Many organizations are implementing strategies to address growing this facet of the more positive types of employee engagement.
And employee advocacy on social media is a modern way that companies can use to adapt to the way these types of employee engagement are changing.
Employee advocacy platforms like EveryoneSocial have become a powerful tool to track real-time engagement with company initiatives and communications.
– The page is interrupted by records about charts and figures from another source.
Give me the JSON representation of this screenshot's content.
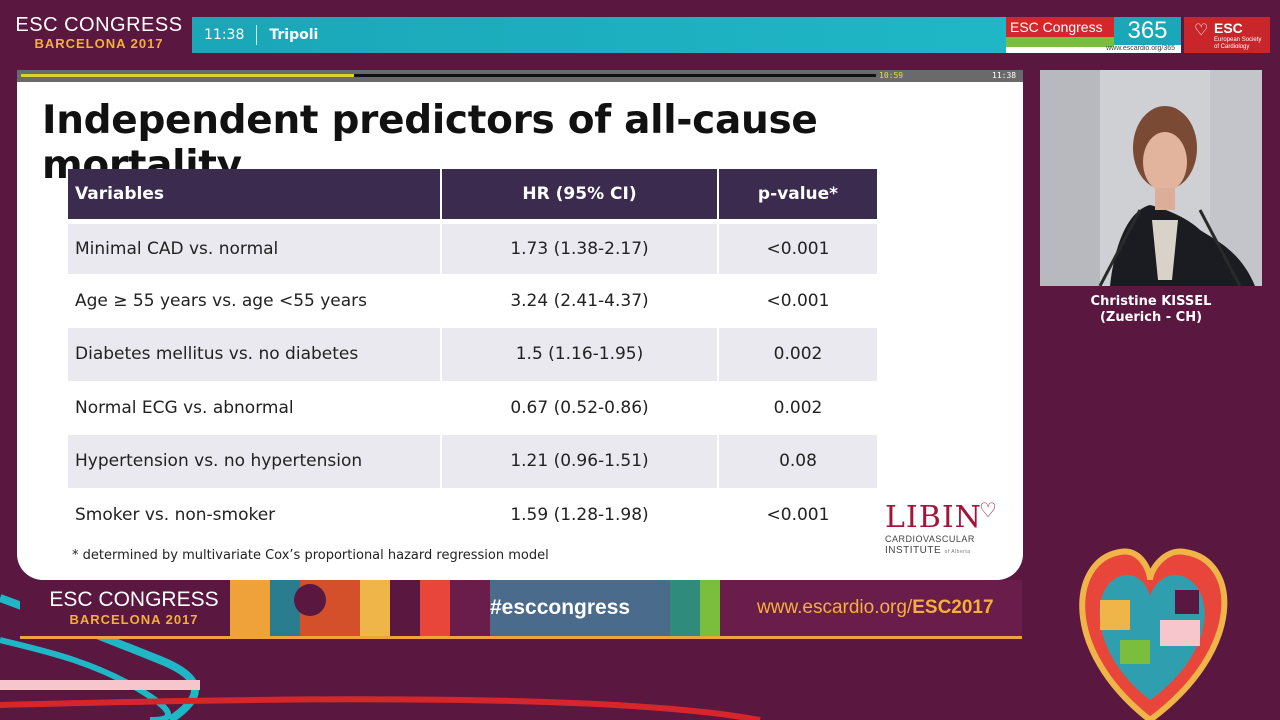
{
  "header": {
    "congress_line1": "ESC CONGRESS",
    "congress_line2": "BARCELONA 2017",
    "time": "11:38",
    "room": "Tripoli",
    "esc365_label": "ESC Congress",
    "esc365_number": "365",
    "esc365_url": "www.escardio.org/365",
    "society_name": "ESC",
    "society_sub": "European Society of Cardiology"
  },
  "slide": {
    "progress": {
      "elapsed": "10:59",
      "total": "11:38",
      "fraction": 0.39
    },
    "title": "Independent predictors of all-cause mortality",
    "table": {
      "headers": [
        "Variables",
        "HR (95% CI)",
        "p-value*"
      ],
      "rows": [
        {
          "variable": "Minimal CAD vs. normal",
          "hr": "1.73 (1.38-2.17)",
          "p": "<0.001"
        },
        {
          "variable": "Age ≥ 55 years vs. age <55 years",
          "hr": "3.24 (2.41-4.37)",
          "p": "<0.001"
        },
        {
          "variable": "Diabetes mellitus vs. no diabetes",
          "hr": "1.5 (1.16-1.95)",
          "p": "0.002"
        },
        {
          "variable": "Normal ECG vs. abnormal",
          "hr": "0.67 (0.52-0.86)",
          "p": "0.002"
        },
        {
          "variable": "Hypertension vs. no hypertension",
          "hr": "1.21 (0.96-1.51)",
          "p": "0.08"
        },
        {
          "variable": "Smoker vs. non-smoker",
          "hr": "1.59 (1.28-1.98)",
          "p": "<0.001"
        }
      ]
    },
    "footnote": "* determined by multivariate Cox’s proportional hazard regression model",
    "logo": {
      "name": "LIBIN",
      "line1": "CARDIOVASCULAR",
      "line2": "INSTITUTE",
      "line2_suffix": "of Alberta"
    }
  },
  "banner": {
    "line1": "ESC CONGRESS",
    "line2": "BARCELONA 2017",
    "hashtag": "#esccongress",
    "url_prefix": "www.escardio.org/",
    "url_suffix": "ESC2017"
  },
  "speaker": {
    "name": "Christine KISSEL",
    "affiliation": "(Zuerich - CH)"
  },
  "colors": {
    "background": "#5a1740",
    "table_header": "#3a2b4f",
    "row_shade": "#ebe9f0",
    "accent_teal": "#1aa7b8",
    "accent_orange": "#f4b03a",
    "esc_red": "#c9262c"
  }
}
Keeping employees informed of the latest news and content, but also driving real-time discussions and community.
Additionally, internal programs can be used for celebrations around company milestones and work wins can really be amplified by enabling employees to share these successes with their social networks.
The Modern Elements of Employee Engagement
Companies that embrace employee advocacy platforms should tap into these key factors to drive employee engagement in new and innovative ways.
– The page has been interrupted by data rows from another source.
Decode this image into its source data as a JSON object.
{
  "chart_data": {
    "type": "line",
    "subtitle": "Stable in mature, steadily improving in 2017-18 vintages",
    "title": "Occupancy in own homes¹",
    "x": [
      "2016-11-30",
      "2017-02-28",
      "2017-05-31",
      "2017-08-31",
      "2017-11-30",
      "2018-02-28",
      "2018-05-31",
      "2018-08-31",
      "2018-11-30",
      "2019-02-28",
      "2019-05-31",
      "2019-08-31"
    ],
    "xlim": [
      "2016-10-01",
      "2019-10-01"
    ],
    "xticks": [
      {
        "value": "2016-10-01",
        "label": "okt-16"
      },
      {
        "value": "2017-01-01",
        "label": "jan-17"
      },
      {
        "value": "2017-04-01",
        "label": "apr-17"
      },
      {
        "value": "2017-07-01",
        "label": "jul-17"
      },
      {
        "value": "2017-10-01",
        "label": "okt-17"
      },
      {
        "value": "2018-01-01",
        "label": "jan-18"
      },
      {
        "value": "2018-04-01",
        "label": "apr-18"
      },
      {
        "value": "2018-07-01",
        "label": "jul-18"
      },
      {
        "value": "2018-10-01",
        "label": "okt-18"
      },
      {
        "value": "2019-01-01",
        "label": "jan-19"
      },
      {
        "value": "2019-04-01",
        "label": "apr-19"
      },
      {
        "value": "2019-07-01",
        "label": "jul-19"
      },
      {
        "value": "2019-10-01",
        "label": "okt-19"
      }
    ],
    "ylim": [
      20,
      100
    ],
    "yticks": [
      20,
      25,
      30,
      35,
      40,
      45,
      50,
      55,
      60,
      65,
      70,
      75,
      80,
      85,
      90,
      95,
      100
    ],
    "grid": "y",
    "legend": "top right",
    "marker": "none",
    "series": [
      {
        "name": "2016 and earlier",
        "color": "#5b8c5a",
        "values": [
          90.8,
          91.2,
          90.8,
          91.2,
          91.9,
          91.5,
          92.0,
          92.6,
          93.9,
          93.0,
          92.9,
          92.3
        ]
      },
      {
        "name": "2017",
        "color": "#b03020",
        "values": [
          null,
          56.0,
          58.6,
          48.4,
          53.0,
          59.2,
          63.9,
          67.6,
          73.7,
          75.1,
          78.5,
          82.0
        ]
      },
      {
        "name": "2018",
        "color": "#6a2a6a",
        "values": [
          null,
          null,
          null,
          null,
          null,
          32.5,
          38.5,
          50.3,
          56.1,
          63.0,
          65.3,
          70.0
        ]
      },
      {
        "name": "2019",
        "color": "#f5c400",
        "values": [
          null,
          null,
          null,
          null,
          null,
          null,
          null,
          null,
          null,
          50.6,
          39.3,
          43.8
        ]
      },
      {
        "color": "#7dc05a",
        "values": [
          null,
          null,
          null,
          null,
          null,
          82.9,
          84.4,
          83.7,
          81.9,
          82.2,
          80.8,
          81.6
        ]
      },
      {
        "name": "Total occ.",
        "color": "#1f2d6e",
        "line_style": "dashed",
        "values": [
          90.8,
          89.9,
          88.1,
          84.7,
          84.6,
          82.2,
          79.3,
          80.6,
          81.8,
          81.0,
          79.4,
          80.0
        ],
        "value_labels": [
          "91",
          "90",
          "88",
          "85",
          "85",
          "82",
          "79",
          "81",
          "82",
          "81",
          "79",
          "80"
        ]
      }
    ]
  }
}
Managers play an important role in maintaining high levels of employee engagement so being accessible and engaged in social arenas can have a positive impact on team productivity.
Managers that share photos from their personal lives, hobbies, and interests are also able to grow relationships on teams and help everyone feel more connected.
For teams that are working remotely, getting more frequent updates from leaders and managers helps employees feel in the loop and more connected to the company as a whole.
Open and honest communication is crucial for maintaining engagement levels.
Instead of solely relying on email, messaging platforms, or out-dated intranets, teams can share videos and leave comments on social posts.
Keeping discussions going around both industry and company news lets employees weigh in directly and share notes from their experiences with customers and clients.
Recognition and Rewards
Employee recognition is a strong motivating force to work harder and get more involved.
Celebrating work anniversaries, sending out notes of kudos after getting through a challenge, and sharing customer feedback are all great ways to implement positive reinforcement for hard work.
And it’s especially challenging in global workplaces, those working remotely, or staff on the frontlines. But one easy way for employees to know that you value their insights and efforts is to reward them for it!
EveryoneSocial’s leaderboard feature that shows which employees are most actively sharing and engaging. It makes it easy for everyone at the company to see who is actively participating and drive some healthy competition.
When your rewards system lines up with your business and employee values, everyone will want to get involved and feel appreciated.
Sharing content across teams leads to a more educated and strategic organization. Opportunities for career development and growth can positively impact employee engagement levels.
Use employee advocacy platforms as a gateway to keep your employees learning from all departments and teams.